Except it’s not solved at all! Are we really going with the ending where the problems are solved because of human greed? What happens when the gold runs out, as it inevitably will? Are Gernians going to give up a decades-long conflict because they just found one spot rich in gold? And what about the Plainspeople? They’re still second-class citizens who are having their culture systematically stamped out! The first chapter shows them being oppressed. And yet their status is such a non-issue.

The series ends with Nevare getting a happy ending, which, yay, I guess, considering all the terrible stuff he had to put up with over the course of the story. But we’re essentially being told that the horrible crimes being perpetuated on the characters suffering under an imperialist military’s heel are no big deal because at least our white male lead got a happy ending!

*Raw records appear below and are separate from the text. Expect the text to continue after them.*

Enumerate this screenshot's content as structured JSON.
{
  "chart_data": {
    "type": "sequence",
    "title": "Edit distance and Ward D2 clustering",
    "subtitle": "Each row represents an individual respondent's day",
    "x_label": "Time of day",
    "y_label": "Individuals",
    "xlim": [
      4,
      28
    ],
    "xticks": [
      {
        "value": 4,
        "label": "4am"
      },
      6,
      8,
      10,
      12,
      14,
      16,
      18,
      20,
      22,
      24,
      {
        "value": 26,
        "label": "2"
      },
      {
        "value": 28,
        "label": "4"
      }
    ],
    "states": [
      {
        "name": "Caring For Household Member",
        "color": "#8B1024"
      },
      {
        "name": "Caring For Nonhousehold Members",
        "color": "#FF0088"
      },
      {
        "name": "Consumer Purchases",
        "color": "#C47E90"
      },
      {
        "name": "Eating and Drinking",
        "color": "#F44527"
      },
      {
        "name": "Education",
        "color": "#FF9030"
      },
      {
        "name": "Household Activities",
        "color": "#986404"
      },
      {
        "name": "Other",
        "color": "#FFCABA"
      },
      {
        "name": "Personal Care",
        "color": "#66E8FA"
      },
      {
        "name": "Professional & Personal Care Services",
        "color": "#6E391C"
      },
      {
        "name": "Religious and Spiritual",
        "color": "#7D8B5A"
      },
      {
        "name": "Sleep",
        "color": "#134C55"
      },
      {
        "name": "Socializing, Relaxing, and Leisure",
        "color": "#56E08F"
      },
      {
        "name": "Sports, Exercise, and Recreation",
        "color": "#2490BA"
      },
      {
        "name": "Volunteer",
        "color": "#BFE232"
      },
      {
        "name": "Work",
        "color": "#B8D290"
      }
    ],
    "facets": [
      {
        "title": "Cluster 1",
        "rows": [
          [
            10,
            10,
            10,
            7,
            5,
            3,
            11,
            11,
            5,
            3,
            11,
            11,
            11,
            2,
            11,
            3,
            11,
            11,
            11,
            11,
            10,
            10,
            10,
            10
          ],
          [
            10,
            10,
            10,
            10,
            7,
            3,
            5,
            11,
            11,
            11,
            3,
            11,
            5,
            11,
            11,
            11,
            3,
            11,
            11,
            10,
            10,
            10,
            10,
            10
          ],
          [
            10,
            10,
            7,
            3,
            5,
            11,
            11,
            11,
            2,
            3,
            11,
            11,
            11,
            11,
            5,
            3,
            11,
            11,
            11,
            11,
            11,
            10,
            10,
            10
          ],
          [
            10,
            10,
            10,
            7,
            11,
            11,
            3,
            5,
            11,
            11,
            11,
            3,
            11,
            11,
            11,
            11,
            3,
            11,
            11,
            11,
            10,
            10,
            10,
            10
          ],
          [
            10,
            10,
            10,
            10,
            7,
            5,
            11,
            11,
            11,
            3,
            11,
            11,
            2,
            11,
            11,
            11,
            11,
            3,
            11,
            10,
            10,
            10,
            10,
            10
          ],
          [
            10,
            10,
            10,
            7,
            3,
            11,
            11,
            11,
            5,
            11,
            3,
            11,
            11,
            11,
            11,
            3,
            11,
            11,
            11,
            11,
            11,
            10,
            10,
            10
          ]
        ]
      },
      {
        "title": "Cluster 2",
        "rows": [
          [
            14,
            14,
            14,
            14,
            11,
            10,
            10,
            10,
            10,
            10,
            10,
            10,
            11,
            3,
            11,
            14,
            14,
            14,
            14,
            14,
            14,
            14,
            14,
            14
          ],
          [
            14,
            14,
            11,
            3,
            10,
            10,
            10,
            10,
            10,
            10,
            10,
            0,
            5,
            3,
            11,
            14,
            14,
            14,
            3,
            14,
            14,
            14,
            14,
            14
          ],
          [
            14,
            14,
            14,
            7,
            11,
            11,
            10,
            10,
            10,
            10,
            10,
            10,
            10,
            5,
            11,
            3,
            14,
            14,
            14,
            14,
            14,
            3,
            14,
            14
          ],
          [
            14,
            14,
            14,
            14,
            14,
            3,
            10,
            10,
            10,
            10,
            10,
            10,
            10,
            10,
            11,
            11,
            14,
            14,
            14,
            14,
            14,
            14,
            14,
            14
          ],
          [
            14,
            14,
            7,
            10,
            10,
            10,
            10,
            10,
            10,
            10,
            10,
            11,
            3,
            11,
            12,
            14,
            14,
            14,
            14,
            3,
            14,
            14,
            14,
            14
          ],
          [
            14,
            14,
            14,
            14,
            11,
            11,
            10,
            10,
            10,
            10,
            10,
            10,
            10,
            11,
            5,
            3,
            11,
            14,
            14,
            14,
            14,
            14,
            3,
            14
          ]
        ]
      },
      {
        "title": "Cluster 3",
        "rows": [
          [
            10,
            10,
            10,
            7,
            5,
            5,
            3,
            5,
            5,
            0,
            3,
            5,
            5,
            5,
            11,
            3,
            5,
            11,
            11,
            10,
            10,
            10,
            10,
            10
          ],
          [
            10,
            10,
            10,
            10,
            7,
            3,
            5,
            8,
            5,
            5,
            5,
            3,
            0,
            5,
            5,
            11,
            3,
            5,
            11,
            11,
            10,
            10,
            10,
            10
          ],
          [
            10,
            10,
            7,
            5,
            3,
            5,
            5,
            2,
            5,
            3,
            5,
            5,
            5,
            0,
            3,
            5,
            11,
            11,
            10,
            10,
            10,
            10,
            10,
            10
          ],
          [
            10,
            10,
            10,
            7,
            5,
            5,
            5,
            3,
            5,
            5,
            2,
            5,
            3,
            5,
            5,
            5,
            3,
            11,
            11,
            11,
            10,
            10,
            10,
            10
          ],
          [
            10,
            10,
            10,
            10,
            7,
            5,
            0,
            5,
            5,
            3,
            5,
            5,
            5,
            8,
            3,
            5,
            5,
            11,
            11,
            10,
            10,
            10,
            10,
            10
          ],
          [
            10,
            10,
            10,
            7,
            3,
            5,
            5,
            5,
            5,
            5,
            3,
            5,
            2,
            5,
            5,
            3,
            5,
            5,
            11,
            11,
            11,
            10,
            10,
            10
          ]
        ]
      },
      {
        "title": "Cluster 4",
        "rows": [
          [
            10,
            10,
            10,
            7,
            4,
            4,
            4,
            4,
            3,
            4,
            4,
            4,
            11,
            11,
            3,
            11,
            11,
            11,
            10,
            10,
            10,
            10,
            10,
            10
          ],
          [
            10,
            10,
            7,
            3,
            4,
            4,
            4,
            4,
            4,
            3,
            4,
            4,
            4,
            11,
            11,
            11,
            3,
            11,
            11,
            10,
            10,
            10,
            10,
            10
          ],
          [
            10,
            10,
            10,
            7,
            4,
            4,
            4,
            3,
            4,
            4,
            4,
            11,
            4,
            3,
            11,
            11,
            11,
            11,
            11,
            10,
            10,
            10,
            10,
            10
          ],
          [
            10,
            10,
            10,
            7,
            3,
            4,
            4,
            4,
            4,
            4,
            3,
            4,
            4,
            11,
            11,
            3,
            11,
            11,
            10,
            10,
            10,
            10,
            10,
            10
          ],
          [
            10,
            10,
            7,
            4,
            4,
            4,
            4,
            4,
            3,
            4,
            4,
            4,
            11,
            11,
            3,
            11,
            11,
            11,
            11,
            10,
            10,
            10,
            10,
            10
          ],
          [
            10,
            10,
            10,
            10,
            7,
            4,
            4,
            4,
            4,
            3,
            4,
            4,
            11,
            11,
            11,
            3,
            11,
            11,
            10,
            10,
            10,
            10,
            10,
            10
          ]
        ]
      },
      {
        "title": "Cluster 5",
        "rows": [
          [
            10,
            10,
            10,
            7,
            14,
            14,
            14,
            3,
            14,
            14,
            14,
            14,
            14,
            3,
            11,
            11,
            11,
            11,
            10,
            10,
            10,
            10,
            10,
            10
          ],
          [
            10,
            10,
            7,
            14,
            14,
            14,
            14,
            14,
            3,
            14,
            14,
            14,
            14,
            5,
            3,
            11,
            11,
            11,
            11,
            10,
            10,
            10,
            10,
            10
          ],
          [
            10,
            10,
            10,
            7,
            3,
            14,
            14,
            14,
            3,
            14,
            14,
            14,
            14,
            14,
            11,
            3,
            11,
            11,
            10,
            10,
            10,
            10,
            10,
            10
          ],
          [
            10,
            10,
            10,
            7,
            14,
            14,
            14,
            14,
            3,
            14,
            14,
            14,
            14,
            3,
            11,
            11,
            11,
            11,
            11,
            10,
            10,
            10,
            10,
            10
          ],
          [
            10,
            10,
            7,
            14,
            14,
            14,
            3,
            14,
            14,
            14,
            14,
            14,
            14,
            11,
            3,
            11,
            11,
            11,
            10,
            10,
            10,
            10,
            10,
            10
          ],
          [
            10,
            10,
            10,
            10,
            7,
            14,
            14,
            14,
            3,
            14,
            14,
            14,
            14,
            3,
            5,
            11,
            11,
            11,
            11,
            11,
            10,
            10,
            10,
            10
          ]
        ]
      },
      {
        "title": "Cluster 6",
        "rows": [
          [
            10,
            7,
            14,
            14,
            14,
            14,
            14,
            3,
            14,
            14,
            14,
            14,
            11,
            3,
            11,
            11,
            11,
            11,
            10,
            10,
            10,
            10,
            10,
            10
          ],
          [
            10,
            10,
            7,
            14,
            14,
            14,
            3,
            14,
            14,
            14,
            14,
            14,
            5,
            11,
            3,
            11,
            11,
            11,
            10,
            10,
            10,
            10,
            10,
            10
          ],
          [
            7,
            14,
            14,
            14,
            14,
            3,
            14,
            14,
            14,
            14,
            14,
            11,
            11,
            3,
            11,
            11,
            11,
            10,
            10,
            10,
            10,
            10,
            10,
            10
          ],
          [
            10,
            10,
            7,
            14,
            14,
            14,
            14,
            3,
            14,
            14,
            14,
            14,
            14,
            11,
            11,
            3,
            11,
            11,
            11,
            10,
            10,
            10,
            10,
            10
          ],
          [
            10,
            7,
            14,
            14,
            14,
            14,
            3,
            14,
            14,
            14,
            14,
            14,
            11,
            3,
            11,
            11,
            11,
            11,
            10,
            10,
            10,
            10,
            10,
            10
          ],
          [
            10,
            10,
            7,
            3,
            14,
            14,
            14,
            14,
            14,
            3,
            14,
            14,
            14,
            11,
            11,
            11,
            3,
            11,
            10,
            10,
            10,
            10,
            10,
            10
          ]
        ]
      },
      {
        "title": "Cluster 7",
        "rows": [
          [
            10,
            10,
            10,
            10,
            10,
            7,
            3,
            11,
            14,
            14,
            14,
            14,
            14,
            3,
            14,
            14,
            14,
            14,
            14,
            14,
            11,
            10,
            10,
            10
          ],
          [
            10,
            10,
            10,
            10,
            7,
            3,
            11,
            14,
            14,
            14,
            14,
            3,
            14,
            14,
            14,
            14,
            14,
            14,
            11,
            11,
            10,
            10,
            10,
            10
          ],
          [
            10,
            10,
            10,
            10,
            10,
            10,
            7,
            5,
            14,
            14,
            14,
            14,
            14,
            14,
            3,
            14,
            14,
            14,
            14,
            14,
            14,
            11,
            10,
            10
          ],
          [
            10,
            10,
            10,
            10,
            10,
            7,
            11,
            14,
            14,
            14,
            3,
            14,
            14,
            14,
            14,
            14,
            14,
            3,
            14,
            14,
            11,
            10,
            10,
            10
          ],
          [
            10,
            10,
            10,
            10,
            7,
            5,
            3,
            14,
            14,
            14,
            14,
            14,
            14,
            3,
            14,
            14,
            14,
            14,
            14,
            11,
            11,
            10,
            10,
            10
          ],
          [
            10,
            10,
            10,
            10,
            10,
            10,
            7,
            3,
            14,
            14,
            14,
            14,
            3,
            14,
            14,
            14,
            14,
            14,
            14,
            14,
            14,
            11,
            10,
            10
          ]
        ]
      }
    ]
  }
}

I feel bad about coming down this hard on this book too! The first had so much potential, and I was hoping that this would let me launch more into Robin Hobb’s work; it is, after all, past time I tried to oread more speculative fiction by female authors. But overall the story of this trilogy just wasn’t good and it didn’t make much sense. Structurally and thematically it falls to pieces and halfway through the third book it just became a chore to read.

Maybe read the first book. After that, feel free to skip.